L’éléphant et la libellule se rencontrèrent un matin au point d’eau.
Qu'est-ce que tu es es belle, dit l’éléphant. Elle était irisée et buvait doucement une goutte de rosée posée là sur une feuille.
Il réfléchit, et une pensée naquit de son énorme cerveau qui enregistrait tout depuis près de cent ans.
Tu es belle, et c’est écrit dans ton nom : liBELLulE. Tu es belle, et je suis laid.
Il était tout crotté, et de grandes brassées de peau écailleuse pendaient de son ventre rond comme un tonneau.
C’est écrit aussi dans mon nom : LAID - LAID- phant, dit-il tristement en arrosant tout de son énorme trompe. Tu vois, c'est même dit deux fois, tellement je suis pas beau.
La libellule s’écarta prudemment du jet, et dit : moi, je te trouve beau. J’aime tes petits yeux ronds et ta sagesse, et le vacarme que tu fais. J’aimerais bien en faire autant, mais vois, je n’ai que ces maigres ailes et ce ventre longiligne, alors que toi, tu es rond comme la Terre.
Elle vrombit un peu pour montrer comme elle était triste d’être si menue.
Et je ne vis qu’un jour, alors que tu sais toutes les histoires du temps passé. Demain, tu m’auras oublié.
L’éléphant fut encore plus triste, et une grosse larme, à noyer une tribu de libellules et plusieurs fourmilières, coula sur sa joue parcheminée.
C’est vrai, au fil du temps, j’ai perdu tous mes amis, et toutes mes amours. Mais je n’ai jamais vu une si belle personne que toi, et je voudrais être ton amoureux, si c’était possible, et boire avec toi une goutte de rosée sur une feuille.
Hélas, c’est impossible, mon cher amour, dit la belle. Moi aussi, j’aurais tant voulu que nous puissions partager cette beauté, cette tendresse.
Elle se tut un instant puis dit : je ne te trouve pas laid, bien au contraire. Ta légèreté et ta délicatesse sont écrites dans ton nom : AILES et FAON.
L’éléphant éperdu de tendresse lui jeta un coup d’œil, et dit : je sais que demain, tu seras morte, et que je vivrai encore longtemps. Mais je ne t’oublierai jamais.
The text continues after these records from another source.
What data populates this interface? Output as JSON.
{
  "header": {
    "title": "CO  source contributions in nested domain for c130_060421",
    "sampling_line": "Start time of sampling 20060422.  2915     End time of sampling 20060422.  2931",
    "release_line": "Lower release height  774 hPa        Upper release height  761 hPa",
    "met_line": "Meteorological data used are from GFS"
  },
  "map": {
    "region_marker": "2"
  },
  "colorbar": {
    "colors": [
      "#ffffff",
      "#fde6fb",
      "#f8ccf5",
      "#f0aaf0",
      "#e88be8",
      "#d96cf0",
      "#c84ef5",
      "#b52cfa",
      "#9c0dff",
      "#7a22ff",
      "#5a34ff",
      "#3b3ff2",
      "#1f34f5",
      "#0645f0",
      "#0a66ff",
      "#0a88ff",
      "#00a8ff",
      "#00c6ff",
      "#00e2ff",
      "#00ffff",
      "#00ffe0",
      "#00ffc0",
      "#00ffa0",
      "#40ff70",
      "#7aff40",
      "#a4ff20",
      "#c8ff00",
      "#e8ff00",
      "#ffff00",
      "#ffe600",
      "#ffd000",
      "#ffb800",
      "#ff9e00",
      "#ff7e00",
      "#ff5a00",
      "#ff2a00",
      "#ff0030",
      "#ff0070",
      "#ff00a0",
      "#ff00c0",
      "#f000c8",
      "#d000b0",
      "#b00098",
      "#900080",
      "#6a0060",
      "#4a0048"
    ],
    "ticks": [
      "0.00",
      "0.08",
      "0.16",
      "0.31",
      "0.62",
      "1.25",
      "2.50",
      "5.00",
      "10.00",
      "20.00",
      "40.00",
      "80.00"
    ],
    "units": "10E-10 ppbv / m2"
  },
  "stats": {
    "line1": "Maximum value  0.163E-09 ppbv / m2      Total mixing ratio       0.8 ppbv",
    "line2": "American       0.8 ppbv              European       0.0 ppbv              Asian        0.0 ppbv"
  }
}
Il y eut un silence, puis il ajouta : Dans amour, malheureusement, il y a mur : aMoUR.
Tu as de beaux petits yeux ronds, tu es ancien et tu es sage, dit-elle. Mais tu ne vois pas tout, regarde : dans AmOur, il y a aussi A et O, qui sont le début et la fin du monde.
Et leurs esprits s’envolèrent alors très loin, très haut, hors des apparences, là où tout est possible, l'instant d'une éternité.